MANAJEMEN KURIKULUM MTs MUHAMMADIYAH BLIMBING POLOKARTO SUKOHARJO (Tahun 2009) SKRIPSI Diajukan untuk Memenuhi Sebagian dari Tugas Guna Memperoleh Gelar Sarjana Pendidikan Islam (S.Pd.I.) Jurusan Pendidikan Agama Islam (Tarbiyah) Oleh: PRIHANTO NIM: G000070131 FAKULTAS AGAMA ISLAM UNIVERSITAS MUHAMMADIYAH SURAKARTA 2010
This document is posted to help you gain knowledge. Please leave a comment to let me know what you think about it! Share it to your friends and learn new things together.
Transcript
MANAJEMEN KURIKULUM MTs MUHAMMADIYAH
BLIMBING POLOKARTO SUKOHARJO
(Tahun 2009)
SKRIPSI Diajukan untuk Memenuhi Sebagian dari Tugas Guna
Memperoleh Gelar Sarjana Pendidikan Islam (S.Pd.I.)
Jurusan Pendidikan Agama Islam (Tarbiyah)
Oleh:
PRIHANTO
NIM: G000070131
FAKULTAS AGAMA ISLAM
UNIVERSITAS MUHAMMADIYAH SURAKARTA
2010
BAB I
PENDAHULUAN
A. Latar Belakang Masalah
Kurikulum merupakan seperangkat rencana dan pengaturan mengenai isi
bahan pelajaran serta cara yang digunakan sebagai pedoman untuk menggunakan
aktivitas belajar mengajar. Kurikulum dipandang sebagai program pendidikan
yang direncanakan dan dilaksanakan dalam mencapai tujuan pendidikan yang
memerlukan sebuah inovasi dan pengembangan. Karenanya kurikulum selalu
bersifat dinamis, selalu berubah, menyesuaikan diri dengan kebutuhan mereka
yang belajar. Hal ini dikarenakan masyarakat dan siapa saja yang belajar
mengalami perubahan juga.
Keberhasilan proses pembelajaran disebuah lembaga pendidikan tidak bisa
terlepas dari kurikulum. Kurikulum mempunyai kedudukan yang sentral dalam
proses pendidikan karena kurikulum mengarahkan segala bentuk aktifitas
pendidikan dengan tujuan tercapainya tujuan pendidikan. Kurikulum memberikan
rancangan pendidikan yang berfungsi memberikan pedoman dalam proses
pendidikan (Syaodih, 1999: 4) Sebuah kurikulum lembaga pendidikan yang diatur
dan dikembangkan dengan baik akan menghasilkan peserta didik yang sesuai
dengan tujuan pendidikan nasional.
Selain kurikulum, keberhasilan suatu lembaga pendidikan juga ditentukan
oleh manajemen lembaga tersebut. Manajemen merupakan pengaturan yang
dilakukan melalui proses dan diatur berdasarkan urutan fungsi manajemen.

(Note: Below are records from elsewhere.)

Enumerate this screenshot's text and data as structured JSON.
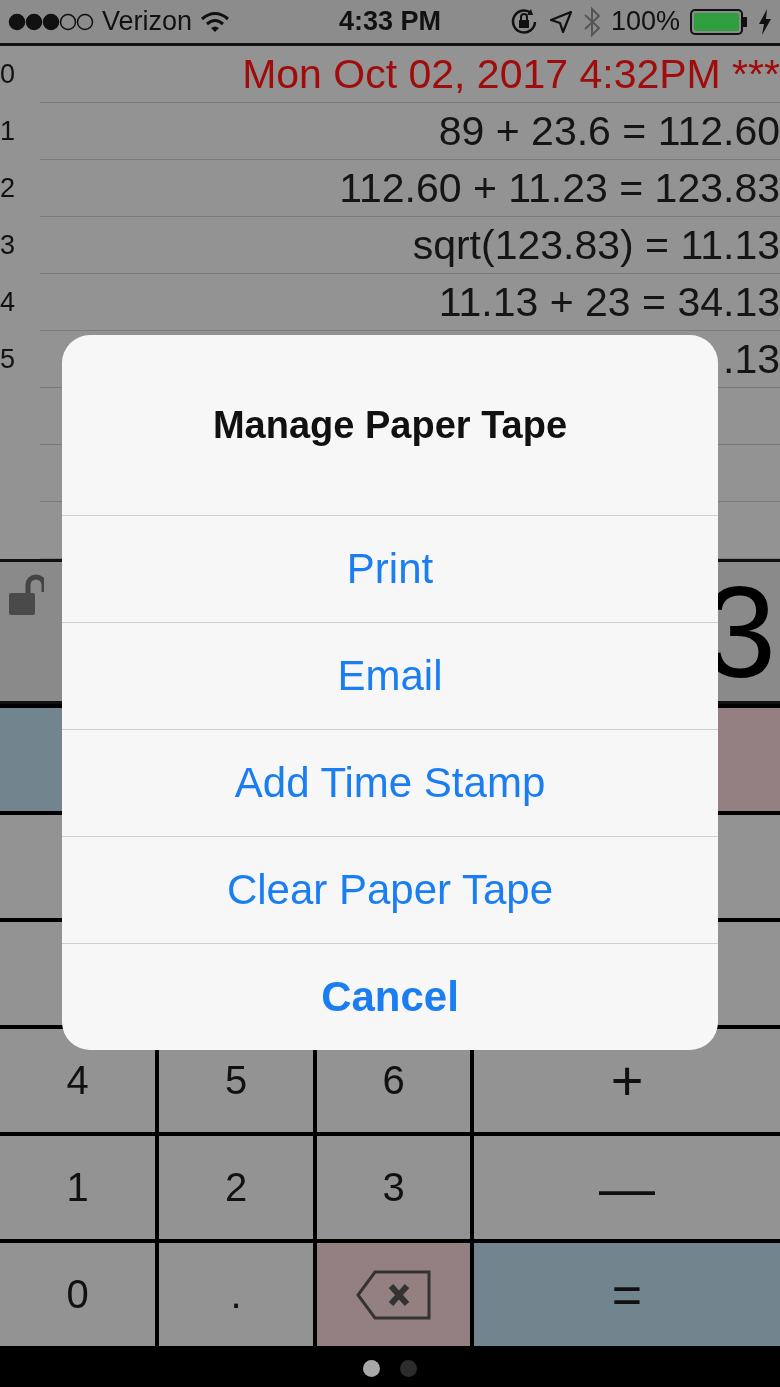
{
  "status_bar": {
    "carrier": "Verizon",
    "time": "4:33 PM",
    "battery": "100%"
  },
  "tape": {
    "rows": [
      {
        "number": "0",
        "text": "Mon Oct 02, 2017 4:32PM ***",
        "kind": "timestamp"
      },
      {
        "number": "1",
        "text": "89 + 23.6 = 112.60",
        "kind": "entry"
      },
      {
        "number": "2",
        "text": "112.60 + 11.23 = 123.83",
        "kind": "entry"
      },
      {
        "number": "3",
        "text": "sqrt(123.83) = 11.13",
        "kind": "entry"
      },
      {
        "number": "4",
        "text": "11.13 + 23 = 34.13",
        "kind": "entry"
      },
      {
        "number": "5",
        "text": ".13",
        "kind": "entry"
      },
      {
        "kind": "empty"
      },
      {
        "kind": "empty"
      },
      {
        "kind": "empty"
      }
    ]
  },
  "display": {
    "value": "3",
    "locked": false
  },
  "keypad": {
    "rows": [
      [
        {
          "kind": "memory"
        },
        {
          "kind": "hidden"
        },
        {
          "kind": "hidden"
        },
        {
          "kind": "clear"
        }
      ],
      [
        {
          "kind": "digit"
        },
        {
          "kind": "hidden"
        },
        {
          "kind": "hidden"
        },
        {
          "kind": "digit"
        }
      ],
      [
        {
          "kind": "digit"
        },
        {
          "kind": "hidden"
        },
        {
          "kind": "hidden"
        },
        {
          "kind": "digit"
        }
      ],
      [
        {
          "kind": "digit",
          "label": "4"
        },
        {
          "kind": "digit",
          "label": "5"
        },
        {
          "kind": "digit",
          "label": "6"
        },
        {
          "kind": "operator",
          "label": "+"
        }
      ],
      [
        {
          "kind": "digit",
          "label": "1"
        },
        {
          "kind": "digit",
          "label": "2"
        },
        {
          "kind": "digit",
          "label": "3"
        },
        {
          "kind": "operator",
          "label": "—"
        }
      ],
      [
        {
          "kind": "digit",
          "label": "0"
        },
        {
          "kind": "digit",
          "label": "."
        },
        {
          "kind": "delete"
        },
        {
          "kind": "equals",
          "label": "="
        }
      ]
    ]
  },
  "pages": [
    {
      "selected": true
    },
    {
      "selected": false
    }
  ],
  "dialog": {
    "title": "Manage Paper Tape",
    "actions": [
      {
        "label": "Print",
        "kind": "default"
      },
      {
        "label": "Email",
        "kind": "default"
      },
      {
        "label": "Add Time Stamp",
        "kind": "default"
      },
      {
        "label": "Clear Paper Tape",
        "kind": "default"
      },
      {
        "label": "Cancel",
        "kind": "cancel"
      }
    ]
  }
}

Manajemen merupakan sebuah proses yang dilakukan untuk mewujudkan tujuan
yang diinginkan oleh sebuah lembaga atau organisasi. Fungsi manajemen antara
lain adalah: planning, organizing dan controlling. Manajemen pendidikan
merupakan proses kegiatan kerjasama sekelompok orang untuk mencapai tujuan
bersama. Proses tersebut mencakup perencanaan, pengorganisasian, pengendalian,
serta pengawasan. Manajemen pendidikan pada hakikatnya menyangkut tujuan
pendidikan, personal yang melakukan kerjasama, proses yang sistematik, serta
berhubungan dengan sumber-sumber yang didayagunakan (Hamalik, 2007: 21)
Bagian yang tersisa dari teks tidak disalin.